I am expecting this output so that phoenix could differentiate the columns.
+-----------+-----------+--------------+---------------+------------------------+------------------------+
|Total Value| Topic |values.value | values.points | values.properties.date | values.properties.value| |
+-----------+-----------+--------------+---------------+------------------------+------------------------+
| 3 | Example | example1 | [123,156] | 12-04-19 | Model example 1 |
| 3 | Example | example2 | [124,157] | 12-05-19 | Model example 2 |
+-----------+-----------+--------------+---------------+------------------------+------------------------+
通过这种方式,凤凰城可以完美地吸收数据,请建议在拼合代码中进行任何更改,或为实现此目的提供任何帮助.谢谢
In this way phoenix can ingest the data perfectly, please suggest any changes in flattening code or any help to achieve the same. Thanks
推荐答案
您需要对recurs
方法进行一些更改:
You need slight changes to the recurs
method:
- 使用
ArrayType(st: StructType, _)
而不是ArrayType
进行交易. - 避免使用*,并在第二个匹配项(
StructType
)中命名每个字段. - 在正确的位置使用
backticks
重命名字段,并保持优先级命名.
- Dealing with
ArrayType(st: StructType, _)
instead ofArrayType
. - Avoid using *, and name every field in the second match (
StructType
). - Use
backticks
at the right places to rename the fields, keeping precedence naming.
以下是一些代码:
def recurs(df: DataFrame): DataFrame = {
if(!df.schema.fields.exists(_.dataType match {
case ArrayType(StructType(_),_) | StructType(_) => true
case _ => false
})) df
else {
val columns = df.schema.fields.flatMap(f => f.dataType match {
case ArrayType(st: StructType, _) => Seq(explode(col(f.name)).as(f.name))
case s: StructType =>
s.fieldNames.map{sf => col(s"`${f.name}`.$sf").as(s"${f.name}.$sf")}
case _ => Seq(col(s"`${f.name}`"))
})
recurs(df.select(columns:_*))
}
}
val newDF = recurs(df).cache
newDF.show(false)
newDF.printSchema
新的输出:
+-------+-----------+-------------+----------------------+-----------------------+------------+
|Topic |Total Value|values.points|values.properties.date|values.properties.value|values.value|
+-------+-----------+-------------+----------------------+-----------------------+------------+
|Example|3 |[[123, 156]] |12-04-19 |Model example 1 |#example1 |
|Example|3 |[[124, 157]] |12-05-19 |Model example 2 |#example2 |
+-------+-----------+-------------+----------------------+-----------------------+------------+
root
|-- Topic: string (nullable = true)
|-- Total Value: long (nullable = true)
|-- values.points: array (nullable = true)
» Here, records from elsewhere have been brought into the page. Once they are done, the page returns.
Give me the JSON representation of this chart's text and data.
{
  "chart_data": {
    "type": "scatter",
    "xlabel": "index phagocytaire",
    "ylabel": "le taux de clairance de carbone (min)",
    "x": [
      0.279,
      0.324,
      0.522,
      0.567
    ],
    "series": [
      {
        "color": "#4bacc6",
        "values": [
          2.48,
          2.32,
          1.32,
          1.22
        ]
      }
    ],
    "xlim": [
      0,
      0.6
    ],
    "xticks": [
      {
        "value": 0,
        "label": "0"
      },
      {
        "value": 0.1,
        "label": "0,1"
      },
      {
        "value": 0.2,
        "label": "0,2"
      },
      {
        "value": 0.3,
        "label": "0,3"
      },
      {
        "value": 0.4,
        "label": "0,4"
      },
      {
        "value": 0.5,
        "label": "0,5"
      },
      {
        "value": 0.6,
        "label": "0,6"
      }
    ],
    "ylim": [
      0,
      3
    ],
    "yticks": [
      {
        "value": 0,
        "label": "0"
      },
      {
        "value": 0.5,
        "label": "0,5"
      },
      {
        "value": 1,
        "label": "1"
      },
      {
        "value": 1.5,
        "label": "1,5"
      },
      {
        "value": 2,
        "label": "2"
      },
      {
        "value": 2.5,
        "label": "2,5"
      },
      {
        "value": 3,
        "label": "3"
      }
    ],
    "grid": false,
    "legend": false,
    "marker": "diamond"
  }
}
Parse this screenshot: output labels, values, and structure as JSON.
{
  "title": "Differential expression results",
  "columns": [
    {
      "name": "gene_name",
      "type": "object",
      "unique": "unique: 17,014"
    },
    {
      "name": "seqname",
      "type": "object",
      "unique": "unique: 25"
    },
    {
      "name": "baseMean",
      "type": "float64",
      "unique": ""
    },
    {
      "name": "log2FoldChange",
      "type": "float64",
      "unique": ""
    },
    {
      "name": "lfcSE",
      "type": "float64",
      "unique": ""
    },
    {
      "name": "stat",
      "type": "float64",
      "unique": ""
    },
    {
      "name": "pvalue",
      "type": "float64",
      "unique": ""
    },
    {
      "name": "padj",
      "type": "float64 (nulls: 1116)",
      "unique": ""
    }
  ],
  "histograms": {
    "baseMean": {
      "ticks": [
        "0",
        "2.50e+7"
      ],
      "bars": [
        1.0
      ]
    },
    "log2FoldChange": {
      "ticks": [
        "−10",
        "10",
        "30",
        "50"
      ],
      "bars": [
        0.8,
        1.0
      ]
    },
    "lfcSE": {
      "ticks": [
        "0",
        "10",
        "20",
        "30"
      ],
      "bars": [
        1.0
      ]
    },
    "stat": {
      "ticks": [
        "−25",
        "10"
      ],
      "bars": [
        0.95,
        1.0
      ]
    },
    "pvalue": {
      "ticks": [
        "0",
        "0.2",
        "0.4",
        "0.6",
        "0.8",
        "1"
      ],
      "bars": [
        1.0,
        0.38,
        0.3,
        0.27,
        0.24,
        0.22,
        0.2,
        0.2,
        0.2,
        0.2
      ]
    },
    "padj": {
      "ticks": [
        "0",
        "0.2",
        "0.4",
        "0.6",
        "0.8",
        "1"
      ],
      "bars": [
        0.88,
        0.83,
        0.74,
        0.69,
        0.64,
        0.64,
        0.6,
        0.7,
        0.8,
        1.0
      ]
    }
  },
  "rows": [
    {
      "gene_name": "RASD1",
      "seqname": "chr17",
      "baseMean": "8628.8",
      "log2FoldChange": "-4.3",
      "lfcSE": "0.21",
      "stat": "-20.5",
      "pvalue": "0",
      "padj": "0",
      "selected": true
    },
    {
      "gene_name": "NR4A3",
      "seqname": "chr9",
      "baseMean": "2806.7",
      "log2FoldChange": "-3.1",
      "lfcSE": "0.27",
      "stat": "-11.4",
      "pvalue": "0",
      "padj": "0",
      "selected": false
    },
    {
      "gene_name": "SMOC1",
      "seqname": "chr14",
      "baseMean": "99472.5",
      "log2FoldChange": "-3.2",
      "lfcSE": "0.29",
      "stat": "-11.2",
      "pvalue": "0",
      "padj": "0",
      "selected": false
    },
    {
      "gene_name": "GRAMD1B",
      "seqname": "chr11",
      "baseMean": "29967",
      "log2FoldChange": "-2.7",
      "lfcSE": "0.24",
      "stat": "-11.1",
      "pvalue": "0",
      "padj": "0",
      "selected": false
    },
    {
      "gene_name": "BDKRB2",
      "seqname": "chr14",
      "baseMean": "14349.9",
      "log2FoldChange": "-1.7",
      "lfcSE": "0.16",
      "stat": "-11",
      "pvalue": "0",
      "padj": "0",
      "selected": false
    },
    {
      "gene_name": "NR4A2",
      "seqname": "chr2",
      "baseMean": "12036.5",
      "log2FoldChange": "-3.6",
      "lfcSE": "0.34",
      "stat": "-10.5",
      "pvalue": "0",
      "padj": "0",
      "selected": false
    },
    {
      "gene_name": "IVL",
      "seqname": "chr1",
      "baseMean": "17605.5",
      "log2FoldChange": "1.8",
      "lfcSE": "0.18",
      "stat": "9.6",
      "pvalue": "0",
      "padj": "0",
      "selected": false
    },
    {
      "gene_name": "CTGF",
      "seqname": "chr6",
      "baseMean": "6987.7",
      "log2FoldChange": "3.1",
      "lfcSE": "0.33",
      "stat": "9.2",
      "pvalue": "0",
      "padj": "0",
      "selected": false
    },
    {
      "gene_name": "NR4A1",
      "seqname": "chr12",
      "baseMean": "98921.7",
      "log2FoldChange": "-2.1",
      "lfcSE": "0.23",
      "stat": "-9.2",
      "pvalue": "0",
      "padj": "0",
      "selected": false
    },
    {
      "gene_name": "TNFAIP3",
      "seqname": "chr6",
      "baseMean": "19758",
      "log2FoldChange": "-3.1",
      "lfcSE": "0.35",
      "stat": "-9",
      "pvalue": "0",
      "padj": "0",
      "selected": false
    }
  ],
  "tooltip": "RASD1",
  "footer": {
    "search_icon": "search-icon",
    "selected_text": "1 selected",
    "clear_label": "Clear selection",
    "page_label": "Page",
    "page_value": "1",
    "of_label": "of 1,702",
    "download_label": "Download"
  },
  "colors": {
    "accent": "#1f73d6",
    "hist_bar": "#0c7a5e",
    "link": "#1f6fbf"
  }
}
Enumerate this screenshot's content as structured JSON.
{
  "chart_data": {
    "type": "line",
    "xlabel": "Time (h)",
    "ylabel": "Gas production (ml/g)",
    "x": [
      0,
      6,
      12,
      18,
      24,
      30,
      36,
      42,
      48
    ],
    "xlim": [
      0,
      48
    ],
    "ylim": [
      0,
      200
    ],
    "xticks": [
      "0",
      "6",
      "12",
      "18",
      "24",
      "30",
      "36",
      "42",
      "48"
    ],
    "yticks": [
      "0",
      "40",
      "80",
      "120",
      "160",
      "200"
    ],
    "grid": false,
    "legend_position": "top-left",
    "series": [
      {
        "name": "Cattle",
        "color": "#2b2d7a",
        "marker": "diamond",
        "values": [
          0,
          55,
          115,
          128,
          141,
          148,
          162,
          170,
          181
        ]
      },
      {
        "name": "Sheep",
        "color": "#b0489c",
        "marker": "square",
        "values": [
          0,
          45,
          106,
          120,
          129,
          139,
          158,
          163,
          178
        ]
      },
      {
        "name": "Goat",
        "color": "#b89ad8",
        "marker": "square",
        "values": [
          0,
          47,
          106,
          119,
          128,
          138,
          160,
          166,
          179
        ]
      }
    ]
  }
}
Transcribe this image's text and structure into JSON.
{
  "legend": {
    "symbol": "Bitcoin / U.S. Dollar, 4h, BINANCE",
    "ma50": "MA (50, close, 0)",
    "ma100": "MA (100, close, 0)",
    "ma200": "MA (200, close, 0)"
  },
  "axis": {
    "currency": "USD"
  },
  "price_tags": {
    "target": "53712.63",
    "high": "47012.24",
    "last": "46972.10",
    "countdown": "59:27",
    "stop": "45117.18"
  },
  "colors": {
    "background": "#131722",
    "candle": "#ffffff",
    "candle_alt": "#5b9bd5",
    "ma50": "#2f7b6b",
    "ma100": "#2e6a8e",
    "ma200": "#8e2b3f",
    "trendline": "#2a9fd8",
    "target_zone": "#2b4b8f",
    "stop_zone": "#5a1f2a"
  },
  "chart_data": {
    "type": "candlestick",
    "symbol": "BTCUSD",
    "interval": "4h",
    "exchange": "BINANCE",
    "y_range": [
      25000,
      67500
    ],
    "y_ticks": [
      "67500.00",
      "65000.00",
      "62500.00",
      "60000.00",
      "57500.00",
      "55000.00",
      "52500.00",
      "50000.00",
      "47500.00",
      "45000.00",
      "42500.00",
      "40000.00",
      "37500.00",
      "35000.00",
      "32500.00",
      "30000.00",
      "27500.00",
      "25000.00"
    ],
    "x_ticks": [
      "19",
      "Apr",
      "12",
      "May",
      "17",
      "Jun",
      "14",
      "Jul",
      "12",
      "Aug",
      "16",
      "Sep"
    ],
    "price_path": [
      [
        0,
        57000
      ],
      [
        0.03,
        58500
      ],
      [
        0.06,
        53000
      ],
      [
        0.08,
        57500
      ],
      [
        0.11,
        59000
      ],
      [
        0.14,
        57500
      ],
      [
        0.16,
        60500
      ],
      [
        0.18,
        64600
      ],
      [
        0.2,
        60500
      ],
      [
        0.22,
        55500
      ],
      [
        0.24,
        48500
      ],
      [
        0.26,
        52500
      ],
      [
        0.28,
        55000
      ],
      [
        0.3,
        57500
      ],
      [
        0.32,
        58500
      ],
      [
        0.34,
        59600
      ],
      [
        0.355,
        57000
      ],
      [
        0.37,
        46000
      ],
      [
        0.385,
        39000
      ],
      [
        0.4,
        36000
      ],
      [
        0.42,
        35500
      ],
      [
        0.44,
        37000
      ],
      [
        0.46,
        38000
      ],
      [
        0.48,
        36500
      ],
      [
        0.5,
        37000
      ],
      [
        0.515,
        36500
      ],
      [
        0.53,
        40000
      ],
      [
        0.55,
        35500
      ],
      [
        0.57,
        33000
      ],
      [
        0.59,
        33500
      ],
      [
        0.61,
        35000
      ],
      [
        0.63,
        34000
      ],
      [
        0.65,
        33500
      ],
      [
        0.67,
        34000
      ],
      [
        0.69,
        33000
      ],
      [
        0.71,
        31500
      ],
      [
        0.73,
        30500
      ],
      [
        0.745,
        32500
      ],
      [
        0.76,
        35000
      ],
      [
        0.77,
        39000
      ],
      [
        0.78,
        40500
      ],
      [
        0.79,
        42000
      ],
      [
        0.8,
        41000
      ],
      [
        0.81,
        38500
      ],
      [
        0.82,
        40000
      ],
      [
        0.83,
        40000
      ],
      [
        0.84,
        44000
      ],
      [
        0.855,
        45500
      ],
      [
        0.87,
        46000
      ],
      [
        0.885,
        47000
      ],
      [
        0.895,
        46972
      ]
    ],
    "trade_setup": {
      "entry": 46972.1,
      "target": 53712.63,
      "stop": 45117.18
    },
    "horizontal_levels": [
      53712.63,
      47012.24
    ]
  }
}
| |-- element: array (containsNull = true)
| | |-- element: string (containsNull = true)
|-- values.properties.date: string (nullable = true)
|-- values.properties.value: string (nullable = true)
|-- values.value: string (nullable = true)
这篇关于使用spark scala扁平化嵌套json来创建具有相同名称的2列并在Phoenix中给出重复的错误的文章就介绍到这了,希望我们推荐的答案对大家有所帮助,也希望大家多多支持!